In the days that followed the attack on the municipal forum, the police forcibly entered the apartment of Open Russia’s Moscow coordinator, Maria Kuznetsova. On the pretext of looking for ‘materials relating to undesirable organisations’, they took away her laptop and memory sticks. They raided the offices of my news organisation, MBK Media, seizing documents and computers. On 17 March, the Kremlin wrote to Twitter, demanding they ban MBK Media from using their services. When Twitter declined to comply with this and other similar demands, the communications censor, Roskomnadzor, used jamming technology to ‘throttle’ the speed of its tweets in the territory of the Russian Federation.

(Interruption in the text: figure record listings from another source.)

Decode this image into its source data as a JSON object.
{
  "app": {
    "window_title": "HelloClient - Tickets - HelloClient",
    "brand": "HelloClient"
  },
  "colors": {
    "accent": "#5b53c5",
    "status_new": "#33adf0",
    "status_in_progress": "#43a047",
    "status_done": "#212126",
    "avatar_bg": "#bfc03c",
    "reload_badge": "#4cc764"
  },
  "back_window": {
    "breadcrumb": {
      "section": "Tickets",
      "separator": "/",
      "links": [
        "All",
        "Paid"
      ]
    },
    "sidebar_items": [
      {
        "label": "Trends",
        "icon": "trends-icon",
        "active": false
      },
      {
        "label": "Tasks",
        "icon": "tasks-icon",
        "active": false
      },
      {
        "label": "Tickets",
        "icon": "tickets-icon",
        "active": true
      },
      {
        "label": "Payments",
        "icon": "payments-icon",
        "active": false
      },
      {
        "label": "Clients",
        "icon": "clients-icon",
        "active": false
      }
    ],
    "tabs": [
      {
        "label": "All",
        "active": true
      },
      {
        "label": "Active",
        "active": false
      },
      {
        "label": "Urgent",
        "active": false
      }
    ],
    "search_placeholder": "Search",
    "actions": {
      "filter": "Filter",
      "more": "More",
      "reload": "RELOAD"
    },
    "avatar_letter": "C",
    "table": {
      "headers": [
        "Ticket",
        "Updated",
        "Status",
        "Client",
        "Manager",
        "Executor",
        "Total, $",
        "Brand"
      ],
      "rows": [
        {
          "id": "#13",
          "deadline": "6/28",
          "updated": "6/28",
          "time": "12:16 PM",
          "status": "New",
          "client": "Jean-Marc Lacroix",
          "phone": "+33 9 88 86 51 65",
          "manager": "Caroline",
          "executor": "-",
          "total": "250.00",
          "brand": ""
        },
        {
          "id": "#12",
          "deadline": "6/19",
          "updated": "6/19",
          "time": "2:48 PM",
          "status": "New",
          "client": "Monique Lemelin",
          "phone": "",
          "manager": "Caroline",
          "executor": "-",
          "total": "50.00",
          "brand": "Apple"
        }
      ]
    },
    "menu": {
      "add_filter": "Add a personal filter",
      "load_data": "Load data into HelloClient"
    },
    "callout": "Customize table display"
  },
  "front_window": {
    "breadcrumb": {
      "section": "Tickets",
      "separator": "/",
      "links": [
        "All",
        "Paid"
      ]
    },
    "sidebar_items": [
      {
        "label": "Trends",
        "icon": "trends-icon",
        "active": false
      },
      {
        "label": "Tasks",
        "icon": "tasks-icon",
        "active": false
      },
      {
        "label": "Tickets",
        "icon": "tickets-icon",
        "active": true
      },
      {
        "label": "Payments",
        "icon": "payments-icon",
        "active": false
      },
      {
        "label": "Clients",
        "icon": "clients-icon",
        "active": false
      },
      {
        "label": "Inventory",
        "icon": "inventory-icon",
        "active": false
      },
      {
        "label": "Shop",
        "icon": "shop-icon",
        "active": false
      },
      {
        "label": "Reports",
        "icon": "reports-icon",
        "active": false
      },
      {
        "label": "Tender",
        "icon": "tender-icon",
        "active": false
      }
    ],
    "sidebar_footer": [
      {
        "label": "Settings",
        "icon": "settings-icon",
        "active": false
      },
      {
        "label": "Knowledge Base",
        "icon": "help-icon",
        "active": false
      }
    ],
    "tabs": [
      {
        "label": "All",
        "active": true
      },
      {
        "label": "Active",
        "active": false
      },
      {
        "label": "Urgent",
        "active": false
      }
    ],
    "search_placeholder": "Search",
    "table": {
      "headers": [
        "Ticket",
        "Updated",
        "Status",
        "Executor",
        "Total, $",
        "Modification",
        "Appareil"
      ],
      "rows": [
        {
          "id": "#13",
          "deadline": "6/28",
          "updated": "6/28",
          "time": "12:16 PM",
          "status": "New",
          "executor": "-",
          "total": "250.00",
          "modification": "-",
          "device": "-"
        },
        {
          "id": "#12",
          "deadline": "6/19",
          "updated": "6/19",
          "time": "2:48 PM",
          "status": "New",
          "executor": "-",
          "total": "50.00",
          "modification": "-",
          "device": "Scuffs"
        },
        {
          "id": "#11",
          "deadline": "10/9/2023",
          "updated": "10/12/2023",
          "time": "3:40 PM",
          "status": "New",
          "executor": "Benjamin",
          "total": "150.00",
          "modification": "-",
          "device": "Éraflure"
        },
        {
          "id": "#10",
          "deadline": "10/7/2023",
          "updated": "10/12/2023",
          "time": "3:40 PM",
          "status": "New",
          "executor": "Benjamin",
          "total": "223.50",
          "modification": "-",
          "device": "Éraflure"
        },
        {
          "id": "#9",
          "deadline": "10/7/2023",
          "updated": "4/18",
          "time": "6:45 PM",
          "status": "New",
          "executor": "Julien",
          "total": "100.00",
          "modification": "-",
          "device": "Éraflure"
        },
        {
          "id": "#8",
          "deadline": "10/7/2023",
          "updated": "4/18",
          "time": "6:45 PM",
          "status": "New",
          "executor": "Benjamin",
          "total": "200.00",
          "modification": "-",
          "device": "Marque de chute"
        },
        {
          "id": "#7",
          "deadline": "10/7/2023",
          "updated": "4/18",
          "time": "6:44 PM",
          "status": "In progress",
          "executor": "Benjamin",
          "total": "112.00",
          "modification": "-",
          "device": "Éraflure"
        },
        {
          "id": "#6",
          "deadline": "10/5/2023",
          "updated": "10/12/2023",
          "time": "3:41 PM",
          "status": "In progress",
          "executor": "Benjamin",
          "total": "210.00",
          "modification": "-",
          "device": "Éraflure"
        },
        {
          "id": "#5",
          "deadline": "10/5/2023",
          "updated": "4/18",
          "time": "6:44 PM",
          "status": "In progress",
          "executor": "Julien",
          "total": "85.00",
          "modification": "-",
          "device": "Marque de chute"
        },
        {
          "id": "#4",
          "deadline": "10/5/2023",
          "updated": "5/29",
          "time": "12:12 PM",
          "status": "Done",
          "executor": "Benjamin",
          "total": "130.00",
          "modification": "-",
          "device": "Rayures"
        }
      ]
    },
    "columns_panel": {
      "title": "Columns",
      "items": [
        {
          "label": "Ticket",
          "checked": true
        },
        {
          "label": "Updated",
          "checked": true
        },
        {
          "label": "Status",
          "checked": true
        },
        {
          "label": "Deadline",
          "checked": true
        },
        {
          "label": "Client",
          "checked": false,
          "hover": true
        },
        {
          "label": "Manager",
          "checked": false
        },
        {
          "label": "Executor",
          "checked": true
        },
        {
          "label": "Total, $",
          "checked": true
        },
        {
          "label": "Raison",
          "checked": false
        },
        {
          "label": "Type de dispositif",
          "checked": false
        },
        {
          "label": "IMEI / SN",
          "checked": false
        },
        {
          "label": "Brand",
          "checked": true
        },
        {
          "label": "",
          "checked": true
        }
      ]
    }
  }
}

Vladimir Putin has come to believe he can tell the Russian people whatever he wants. He can tell us that black is white and he expects us to believe it – or, at least, to pretend that we believe it. During the COVID-19 pandemic, the Kremlin did what all other European countries were doing – it released regular updates on the number of deaths caused by the virus. But even the most cursory analysis revealed that deaths in Russia were being grossly underreported. On 13 March 2021, for example – the day of the police raid on Open Russia – Putin’s state media told the Russian people that a total of 91,695 of their fellow citizens had perished so far. But at the same time, a simple glance at the record of excess deaths – that is, the number by which the current year’s deaths exceed those of previous years – showed that the real figure was more than 400,000. When Alexei Raksha, the (now former) senior statistician at the state statistics agency, Rosstat, pointed out the discrepancy, he was removed from his job.

What’s most worrying is that the vast majority of people thought that this was normal – that this was just how governments behave. Russians are not stupid; people knew Putin was lying, but there was no protest, no outrage. People in Russia have been conditioned to believe there is nothing we can do about it. Years of oppression by an uncaring, authoritarian state have instilled the belief that the individual is impotent in the face of the machine. Two centuries ago, Alexander Pushkin created an enduring image of the little man – the malenky chelovek – who is nightmarishly pursued by a bronze statue of the tsar on horseback and pounded into exhaustion, submission and, eventually, death. Russian society has come to accept that the authorities will abuse and bully and deceive us, and that nothing can be done to change it. The reaction to the lies about COVID deaths, to the collapse of efforts to build a modern economy, to the crushing of civil liberties, the persecution of journalists and opposition politicians, the ingrained corruption and the trampling of free speech, is the same as it always has been – a shrug, a sigh and maybe a few jaundiced jokes about the system we live under.